Konuyu başka seslerle dağıtmadan filmin ve 1989’un yayınının sesine dönelim. Engin Ertan’ın Almanya deneyimleri ve Nil Kural’ın nostalji vurgusu filmin ana eksenindeki meseleleri yorumlayabilmek adına iyi ölçütler veriyordu. Özellikle şehir ve moderniteyle böylesine kuvvetli bağları olan bir filmde şehri tanımadan filmi anlamlandırabilmek pek mümkün olmayacaktır. Ancak yayının chat kısmında sorduğum soru kendi zihnimde de başka tartışmaları çıkardı. Ertan filmi oluşturan ikiliklerden bahsetmişti[*] peki sesteki ikilikler ve farklı dilleri nasıl tartışabiliriz? Sorum da bu bağlamdaydı: “Film Türkiye’den gelen göçmen işçilerin mahallesine girdiğinde değişen şehir sesleri hakkında ne söyleyebilir, Nick Cave’nin yeraltı rock müziğine karşı etnik ve oryantal müzik de film dünyasında bir başka ikilik yaratıyor olabilir mi?”

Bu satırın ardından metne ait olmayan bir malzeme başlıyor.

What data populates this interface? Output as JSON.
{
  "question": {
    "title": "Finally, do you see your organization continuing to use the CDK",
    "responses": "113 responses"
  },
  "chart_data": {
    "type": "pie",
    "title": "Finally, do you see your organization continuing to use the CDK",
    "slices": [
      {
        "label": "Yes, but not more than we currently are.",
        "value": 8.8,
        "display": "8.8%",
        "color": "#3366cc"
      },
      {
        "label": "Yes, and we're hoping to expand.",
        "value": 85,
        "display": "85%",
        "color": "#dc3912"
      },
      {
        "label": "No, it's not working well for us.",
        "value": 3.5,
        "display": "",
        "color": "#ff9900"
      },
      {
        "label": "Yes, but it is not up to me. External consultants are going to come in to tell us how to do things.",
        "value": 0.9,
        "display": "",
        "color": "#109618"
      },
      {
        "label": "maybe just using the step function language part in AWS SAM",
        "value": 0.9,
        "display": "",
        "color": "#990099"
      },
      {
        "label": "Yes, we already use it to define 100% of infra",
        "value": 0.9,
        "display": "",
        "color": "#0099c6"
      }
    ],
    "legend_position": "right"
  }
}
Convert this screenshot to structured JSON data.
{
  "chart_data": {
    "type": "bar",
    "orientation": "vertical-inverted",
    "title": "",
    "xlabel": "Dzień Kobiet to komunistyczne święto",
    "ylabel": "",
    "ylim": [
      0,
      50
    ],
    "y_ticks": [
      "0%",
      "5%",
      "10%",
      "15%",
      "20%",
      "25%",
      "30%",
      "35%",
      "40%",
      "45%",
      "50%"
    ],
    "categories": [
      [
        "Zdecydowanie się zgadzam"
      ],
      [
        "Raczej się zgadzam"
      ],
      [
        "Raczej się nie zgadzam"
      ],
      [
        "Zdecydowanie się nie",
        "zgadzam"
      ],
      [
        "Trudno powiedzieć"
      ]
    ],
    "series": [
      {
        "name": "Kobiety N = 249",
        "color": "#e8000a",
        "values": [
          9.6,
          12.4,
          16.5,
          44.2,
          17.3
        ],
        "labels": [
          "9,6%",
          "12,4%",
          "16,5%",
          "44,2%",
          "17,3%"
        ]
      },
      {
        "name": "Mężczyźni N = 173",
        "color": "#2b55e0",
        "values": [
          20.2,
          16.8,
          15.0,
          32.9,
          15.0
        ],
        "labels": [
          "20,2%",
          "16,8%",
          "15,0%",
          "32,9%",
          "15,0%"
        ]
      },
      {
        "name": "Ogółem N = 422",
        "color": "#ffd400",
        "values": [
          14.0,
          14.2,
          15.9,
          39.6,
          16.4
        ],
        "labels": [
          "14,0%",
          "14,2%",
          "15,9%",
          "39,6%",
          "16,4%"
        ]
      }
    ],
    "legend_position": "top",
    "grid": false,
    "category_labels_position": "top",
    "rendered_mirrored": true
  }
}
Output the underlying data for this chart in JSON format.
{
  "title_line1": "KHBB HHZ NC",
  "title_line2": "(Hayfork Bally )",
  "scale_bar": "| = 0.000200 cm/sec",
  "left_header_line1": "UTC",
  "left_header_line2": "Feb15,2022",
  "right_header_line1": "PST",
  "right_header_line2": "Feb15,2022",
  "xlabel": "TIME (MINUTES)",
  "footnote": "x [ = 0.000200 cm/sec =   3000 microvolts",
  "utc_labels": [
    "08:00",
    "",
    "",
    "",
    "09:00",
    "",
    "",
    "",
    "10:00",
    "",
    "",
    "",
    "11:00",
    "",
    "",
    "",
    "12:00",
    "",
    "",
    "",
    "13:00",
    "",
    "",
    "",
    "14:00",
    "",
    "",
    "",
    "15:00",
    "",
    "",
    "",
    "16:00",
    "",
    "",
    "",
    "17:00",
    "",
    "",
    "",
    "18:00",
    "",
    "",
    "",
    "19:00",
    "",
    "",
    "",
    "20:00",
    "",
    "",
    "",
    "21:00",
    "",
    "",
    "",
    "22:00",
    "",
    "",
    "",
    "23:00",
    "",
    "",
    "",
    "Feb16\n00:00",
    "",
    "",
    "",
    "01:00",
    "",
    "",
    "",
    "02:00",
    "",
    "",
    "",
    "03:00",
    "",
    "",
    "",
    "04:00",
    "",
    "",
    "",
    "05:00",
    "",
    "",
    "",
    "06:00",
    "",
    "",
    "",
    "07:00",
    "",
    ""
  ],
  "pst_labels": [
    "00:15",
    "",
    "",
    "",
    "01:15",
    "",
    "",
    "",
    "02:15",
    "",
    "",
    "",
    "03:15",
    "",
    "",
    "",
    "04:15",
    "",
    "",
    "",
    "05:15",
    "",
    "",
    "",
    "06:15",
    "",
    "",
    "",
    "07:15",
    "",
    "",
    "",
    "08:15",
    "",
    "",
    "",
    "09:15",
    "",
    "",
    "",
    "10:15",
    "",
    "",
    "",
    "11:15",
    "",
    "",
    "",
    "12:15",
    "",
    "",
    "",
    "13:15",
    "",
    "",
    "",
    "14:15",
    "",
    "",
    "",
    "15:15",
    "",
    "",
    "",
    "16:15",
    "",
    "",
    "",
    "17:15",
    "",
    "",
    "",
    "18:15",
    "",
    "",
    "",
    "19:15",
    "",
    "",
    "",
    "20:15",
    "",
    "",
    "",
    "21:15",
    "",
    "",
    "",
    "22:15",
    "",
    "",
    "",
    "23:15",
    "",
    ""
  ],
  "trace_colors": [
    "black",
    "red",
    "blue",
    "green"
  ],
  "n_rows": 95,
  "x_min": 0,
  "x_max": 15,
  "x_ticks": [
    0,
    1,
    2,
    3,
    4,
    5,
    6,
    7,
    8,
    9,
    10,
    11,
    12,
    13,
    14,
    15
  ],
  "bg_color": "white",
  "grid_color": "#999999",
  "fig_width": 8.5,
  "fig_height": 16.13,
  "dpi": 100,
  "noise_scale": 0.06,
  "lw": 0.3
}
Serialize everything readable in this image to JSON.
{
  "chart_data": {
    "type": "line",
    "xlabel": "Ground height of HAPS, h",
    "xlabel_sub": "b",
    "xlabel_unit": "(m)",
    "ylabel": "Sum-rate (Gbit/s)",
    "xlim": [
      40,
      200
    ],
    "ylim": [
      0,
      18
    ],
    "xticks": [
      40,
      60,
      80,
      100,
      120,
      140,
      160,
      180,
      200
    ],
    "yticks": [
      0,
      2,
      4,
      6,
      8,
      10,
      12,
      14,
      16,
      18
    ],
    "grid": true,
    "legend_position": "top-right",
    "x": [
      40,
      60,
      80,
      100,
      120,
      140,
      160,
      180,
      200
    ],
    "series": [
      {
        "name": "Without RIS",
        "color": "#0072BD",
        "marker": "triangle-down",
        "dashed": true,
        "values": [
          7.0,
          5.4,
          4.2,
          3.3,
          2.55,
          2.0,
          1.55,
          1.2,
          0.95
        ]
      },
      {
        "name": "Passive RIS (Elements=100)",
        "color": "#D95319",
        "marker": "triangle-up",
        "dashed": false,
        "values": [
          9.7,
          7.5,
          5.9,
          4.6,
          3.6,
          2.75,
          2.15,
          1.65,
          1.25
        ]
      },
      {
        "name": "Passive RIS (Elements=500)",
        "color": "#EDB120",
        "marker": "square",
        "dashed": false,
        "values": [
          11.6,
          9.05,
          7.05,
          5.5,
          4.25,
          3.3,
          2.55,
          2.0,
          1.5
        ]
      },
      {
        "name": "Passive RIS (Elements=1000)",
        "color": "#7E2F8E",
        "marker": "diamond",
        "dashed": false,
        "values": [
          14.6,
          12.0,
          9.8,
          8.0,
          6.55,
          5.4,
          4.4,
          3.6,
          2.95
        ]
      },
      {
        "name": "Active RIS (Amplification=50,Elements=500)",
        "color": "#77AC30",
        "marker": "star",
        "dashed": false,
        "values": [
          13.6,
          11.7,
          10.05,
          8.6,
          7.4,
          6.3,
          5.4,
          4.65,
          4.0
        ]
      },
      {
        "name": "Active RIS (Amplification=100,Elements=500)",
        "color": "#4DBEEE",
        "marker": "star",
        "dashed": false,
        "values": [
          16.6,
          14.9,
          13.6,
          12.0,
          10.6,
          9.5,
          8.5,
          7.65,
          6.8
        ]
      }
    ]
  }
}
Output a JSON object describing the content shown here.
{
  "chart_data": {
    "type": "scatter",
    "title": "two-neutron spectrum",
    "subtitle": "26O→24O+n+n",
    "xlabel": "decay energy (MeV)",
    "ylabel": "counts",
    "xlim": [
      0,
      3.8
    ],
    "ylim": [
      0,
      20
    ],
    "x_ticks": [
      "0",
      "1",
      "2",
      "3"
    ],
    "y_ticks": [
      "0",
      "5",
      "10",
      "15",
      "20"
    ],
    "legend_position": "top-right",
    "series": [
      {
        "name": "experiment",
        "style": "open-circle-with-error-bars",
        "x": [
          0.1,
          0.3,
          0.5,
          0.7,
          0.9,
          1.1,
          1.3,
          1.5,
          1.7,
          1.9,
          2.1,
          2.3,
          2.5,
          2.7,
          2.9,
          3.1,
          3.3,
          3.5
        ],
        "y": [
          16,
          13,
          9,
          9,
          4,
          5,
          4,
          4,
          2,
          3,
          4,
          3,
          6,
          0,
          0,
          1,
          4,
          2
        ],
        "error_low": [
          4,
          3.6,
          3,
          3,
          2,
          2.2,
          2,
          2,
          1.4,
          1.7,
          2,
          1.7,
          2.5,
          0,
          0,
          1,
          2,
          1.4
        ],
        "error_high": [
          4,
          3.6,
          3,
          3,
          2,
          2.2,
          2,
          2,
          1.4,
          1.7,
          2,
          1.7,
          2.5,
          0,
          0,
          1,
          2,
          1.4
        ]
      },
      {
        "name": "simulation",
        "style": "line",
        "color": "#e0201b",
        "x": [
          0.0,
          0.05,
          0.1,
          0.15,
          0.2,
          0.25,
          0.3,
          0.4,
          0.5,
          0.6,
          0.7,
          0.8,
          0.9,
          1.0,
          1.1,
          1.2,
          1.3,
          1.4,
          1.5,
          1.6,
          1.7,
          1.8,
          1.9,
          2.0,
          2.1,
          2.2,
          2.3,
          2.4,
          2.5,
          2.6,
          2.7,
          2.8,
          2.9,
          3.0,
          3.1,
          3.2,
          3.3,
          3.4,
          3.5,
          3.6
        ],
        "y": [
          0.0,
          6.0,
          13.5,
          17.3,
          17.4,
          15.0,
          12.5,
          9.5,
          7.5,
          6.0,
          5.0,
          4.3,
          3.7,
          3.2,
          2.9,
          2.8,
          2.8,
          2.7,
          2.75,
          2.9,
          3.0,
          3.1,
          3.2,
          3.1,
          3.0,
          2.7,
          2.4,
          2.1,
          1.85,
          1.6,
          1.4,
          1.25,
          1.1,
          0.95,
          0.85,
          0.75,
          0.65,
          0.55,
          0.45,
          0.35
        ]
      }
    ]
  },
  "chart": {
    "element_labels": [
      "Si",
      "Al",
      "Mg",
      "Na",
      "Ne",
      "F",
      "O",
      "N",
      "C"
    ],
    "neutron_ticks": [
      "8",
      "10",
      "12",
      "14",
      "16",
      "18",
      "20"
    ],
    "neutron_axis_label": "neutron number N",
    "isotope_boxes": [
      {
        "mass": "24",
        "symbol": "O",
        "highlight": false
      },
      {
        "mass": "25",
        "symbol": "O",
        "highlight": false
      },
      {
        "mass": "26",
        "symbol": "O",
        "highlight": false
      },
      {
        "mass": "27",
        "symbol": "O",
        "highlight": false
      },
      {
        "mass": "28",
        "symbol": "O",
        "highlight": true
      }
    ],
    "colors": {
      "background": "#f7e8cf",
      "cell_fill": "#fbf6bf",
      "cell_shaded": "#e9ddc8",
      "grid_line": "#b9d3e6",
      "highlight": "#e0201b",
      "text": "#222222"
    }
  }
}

Onları yanıltmak ya da düşünmedikleri meseleleri piyasaya çıkarmak istememiştim, belki ben de kendimi daha iyi anlatabilirdim, ancak “göçmenleri filme almasaydı eleştirilirdi” diye sığ bir analizin ötesine gidemediler. Wings of Desire sadece “onlar da filmde olsun” diye mi Türk, Fransız ve Asyalı göçmenleri filmin içine katmıştır acaba? Filmin çok dilliliği yalnızca yönetmenin ötekilerin eleştirilerden kaçınmak için kurduğu bir kurnazlık mıdır? Hikayenin anlatıldığı imajlar üzerinden sinema yazarlarının yaptığı değerlendirmeler tabii ki de değerliydi ki kendi kendime bu tartışmaya vesile olduğu için iyice değerli görüyorum ama sesi duymadan böyle bir filmi analiz etmek yetkin bir kritik için oldukça yetersiz bir seçim olacaktır. Çünkü sesi/müziği düşünürken bile onun üzerinden tanımladıkları şeyler imajlar oluyordu. Nick Cave bahsinde onun popüler kültür imajından söz edilirken, bu underground rock müziği karşısında Kreuzberg’de bir arabanın radyosundan duyulan Zülfü Livaneli yalnızca ses etiketi olarak değerlendiriliyor. Duymuyoruz, ya isimleri ya da imajları okuyoruz ama sesleri neden duymuyoruz? Serdar Kökçeoğlu’nun, sesi düşünmeden filmlerini yapan yönetmenler için kullandığı, çok sevdiğim deyişi olan “sağır yönetmenler” yorumunu seyircilere ve sinema yazarlarına çevirmek istiyorum. Kulaklarımız duyarken filmlere sağır kalmak ne acı verici!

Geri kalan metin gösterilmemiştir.